The UI is divided into four main sections. The left part is our file explorer where we can open Solidity files from our hard drive. The middle section is our editor where we can view and write our source code. At the bottom we have a terminal which prints out important events and transactions, and the rightmost section contains some handy tools for compiling running and debugging our code.
The first example we’ll look at is a smart contract called Hodor. Let’s load up the source code. You’ll notice that Solidity source files end with the .sol extension. The syntax of Solidity resembles java script, so it should be fairly easy to pick up. The first we see at the top uses the pragma directive. This tells the compiler that the contract is written for a Solidity compiler version of at least, or anything newer that doesn’t break functionality.
We then have a multi-line comment block, briefly describing what this class does. The next line is where we declare the name of our smart contract using the contract keyword. We’ve simply called out class Hodor because, as you’ll see, all it does is return a simple greeting. We also declared two state variables called Creator and Greeting. Creator has an address data type, which is used for storing addresses of accounts. Greeting is a string data type, which just stores some text greeting. We initialized both of these variables in our constructor.
The constructor is declared using the function keyword, followed by the name of the class. The constructor is a special function that is invoked only once, when a contract is first deployed to the Ethereum blockchain. You can only declare a single constructor for a contract. We also inject the initial string greeting as a parameter, into the constructor, and set the greeting variable to that value. In the second line of the constructor, we initialize the creator variable to a value called message.sender, but if you look closely, you might wonder where this value came from, since it’s not being injected into the constructor.

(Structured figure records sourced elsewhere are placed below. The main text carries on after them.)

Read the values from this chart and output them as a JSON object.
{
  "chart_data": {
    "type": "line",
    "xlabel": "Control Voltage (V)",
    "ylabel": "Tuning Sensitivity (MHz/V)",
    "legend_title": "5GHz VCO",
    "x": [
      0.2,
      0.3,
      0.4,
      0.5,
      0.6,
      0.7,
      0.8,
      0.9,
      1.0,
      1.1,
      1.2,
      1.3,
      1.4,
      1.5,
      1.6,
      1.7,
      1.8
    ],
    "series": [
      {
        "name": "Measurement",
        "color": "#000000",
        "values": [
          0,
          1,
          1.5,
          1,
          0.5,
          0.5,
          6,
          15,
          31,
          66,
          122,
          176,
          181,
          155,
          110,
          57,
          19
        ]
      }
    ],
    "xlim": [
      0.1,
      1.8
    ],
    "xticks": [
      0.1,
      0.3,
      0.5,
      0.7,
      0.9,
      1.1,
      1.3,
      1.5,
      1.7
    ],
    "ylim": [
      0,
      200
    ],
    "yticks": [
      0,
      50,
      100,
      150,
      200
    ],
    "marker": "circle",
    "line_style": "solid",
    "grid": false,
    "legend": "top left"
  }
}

This is because message is a global variable that provides certain information about the message, such as the address of the account sending it. We can get the address of the account creating the contract, using message.sender in the constructor. You may notice that we don’t actually use this creator variable anywhere in our contract, because this is just a simple example. We could potentially use this information to implement access control to certain functions. We’ll see an example of this later.